The candidates — known as boomerangs, or entrepreneurs who return to their hometowns after stints away — are among the best types of leaders to raise Cincinnati’s startup profile, he said.

“I've never heard of anybody else who's done this,” Schigel told me. “It has potential to be more effective than any economic development program (our region) has done.”

Refinery, specifically, is looking for people interested in starting a company themselves — partnering, for example, with technologists out of the University of Cincinnati — or joining a company that's nascent, or just starting to show signs of future potential.

That plays right into Schigel's, and Refinery’s, main thesis: The region has plenty of top-tier talent, just not enough people who know how to scale hypergrowth companies.

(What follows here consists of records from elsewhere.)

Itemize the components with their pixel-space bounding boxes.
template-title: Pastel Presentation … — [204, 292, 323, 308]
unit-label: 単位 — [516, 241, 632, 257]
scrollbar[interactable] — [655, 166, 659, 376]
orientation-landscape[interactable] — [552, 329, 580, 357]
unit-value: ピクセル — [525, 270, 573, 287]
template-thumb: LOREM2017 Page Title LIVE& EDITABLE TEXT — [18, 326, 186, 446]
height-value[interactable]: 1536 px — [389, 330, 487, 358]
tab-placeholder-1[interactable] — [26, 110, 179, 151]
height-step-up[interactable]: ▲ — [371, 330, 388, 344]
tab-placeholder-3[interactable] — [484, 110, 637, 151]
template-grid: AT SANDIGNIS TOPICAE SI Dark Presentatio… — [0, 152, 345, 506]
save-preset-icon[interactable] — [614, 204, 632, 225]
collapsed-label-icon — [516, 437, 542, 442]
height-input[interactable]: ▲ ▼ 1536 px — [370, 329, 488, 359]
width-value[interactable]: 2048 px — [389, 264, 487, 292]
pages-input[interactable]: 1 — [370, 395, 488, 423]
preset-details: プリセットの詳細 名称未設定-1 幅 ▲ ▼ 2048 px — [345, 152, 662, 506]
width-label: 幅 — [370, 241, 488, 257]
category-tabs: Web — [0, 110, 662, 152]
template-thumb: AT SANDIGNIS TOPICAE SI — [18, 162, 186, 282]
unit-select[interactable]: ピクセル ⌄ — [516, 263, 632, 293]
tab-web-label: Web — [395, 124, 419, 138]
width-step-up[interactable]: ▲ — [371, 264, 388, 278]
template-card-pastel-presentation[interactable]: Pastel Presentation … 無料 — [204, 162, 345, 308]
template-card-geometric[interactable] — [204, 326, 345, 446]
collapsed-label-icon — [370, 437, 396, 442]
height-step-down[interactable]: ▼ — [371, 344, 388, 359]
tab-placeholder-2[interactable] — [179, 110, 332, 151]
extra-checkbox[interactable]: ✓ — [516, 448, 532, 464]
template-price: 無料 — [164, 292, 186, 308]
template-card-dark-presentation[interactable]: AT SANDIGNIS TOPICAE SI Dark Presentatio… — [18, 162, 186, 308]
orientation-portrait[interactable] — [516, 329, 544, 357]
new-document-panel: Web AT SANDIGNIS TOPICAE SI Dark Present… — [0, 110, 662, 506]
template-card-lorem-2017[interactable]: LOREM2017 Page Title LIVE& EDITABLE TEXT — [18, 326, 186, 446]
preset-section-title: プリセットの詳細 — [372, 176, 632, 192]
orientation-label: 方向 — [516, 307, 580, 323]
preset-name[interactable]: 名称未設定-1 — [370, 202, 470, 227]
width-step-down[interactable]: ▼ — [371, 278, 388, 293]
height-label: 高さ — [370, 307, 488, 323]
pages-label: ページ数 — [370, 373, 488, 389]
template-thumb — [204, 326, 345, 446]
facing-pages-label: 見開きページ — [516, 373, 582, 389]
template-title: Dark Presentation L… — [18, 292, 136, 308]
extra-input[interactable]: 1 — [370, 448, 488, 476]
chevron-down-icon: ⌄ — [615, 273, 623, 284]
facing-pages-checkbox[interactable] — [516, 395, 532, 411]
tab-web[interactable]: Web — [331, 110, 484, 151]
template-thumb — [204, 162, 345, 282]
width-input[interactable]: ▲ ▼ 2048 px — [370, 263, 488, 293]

Refinery will fund the boomerang's new company immediately, Schigel said, putting in the first $500,000 for launch.

Another $2.5 million is pledged to get the company Series A ready.

An invite-only dinner Oct. 18 in Menlo Park is just the first step.

“Most people work in companies that are growing maybe 5% to 10% a year. It's predictable, and it's managed. They don't understand this process,” he said. “We're looking for people who’ve seen what it's like to grow from $0 to $10 million, or even $10 million to $100 million. It's managed chaos.”

Universities, like UC, make ideal partners in the effort, Schigel said. There’s potential to spin out intellectual property being developed on campus into new ideas.

Schigel, to that effect, is piggybacking off a trip Kate Harmon, executive director of UC’s Center for Entrepreneurship, had planned. Harmon is taking eight students out to meet with UC alumni living on the coast. During the inaugural trip, which she hopes will be an annual occurrence, the students will get to champion the work they’re doing back home.

Harmon said UC is being more deliberate about connecting with founders from UC and Cincinnati. The idea is to get them more engaged.

“We want to start weaving all these dots together,” she said. “With the grand opening of our Digital Futures (building, located in the Cincinnati Innovation District), we want to do more in terms of bringing in experienced entrepreneurs and VCs, so they can see the faculty research early.”

Schigel also sees “Fund Your Way Home” as an ongoing campaign. Refinery is using its traditional pool of capital, which it uses to invest in "early scale" companies, to finance the effort.

Refinery in December closed a nearly $37 million Fund II, more than double its first fund. Schigel said Fund III could come sometime in 2023. He did not offer a target amount.

“This is going to be a key part of the story (for the fund),” Schigel said. “If we fund 12 companies, I imagine three, or maybe 20% of the portfolio, being funded like this.”

So far, Schigel has only tested this boomerang thesis. It certainly worked with companies like Astronomer, which raised a $213 million Series C round in March, catapulting it to likely unicorn status. CEO Joe Otto served stints at California-based Greenplum and Alpine Data before he joined Astronomer as CEO in 2018. There are other similar stories in the Refinery portfolio.

While the highest concentration of potential boomerangs likely live on the West Coast, Schigel could also tap cities like Boston and others for talent.

“One of the key components, too, is the focus is on quality, not quantity,” he said. “I'm not looking for 30 of these. We need maybe three. If we could create three more Astronomers….we need to keep that pipeline going.”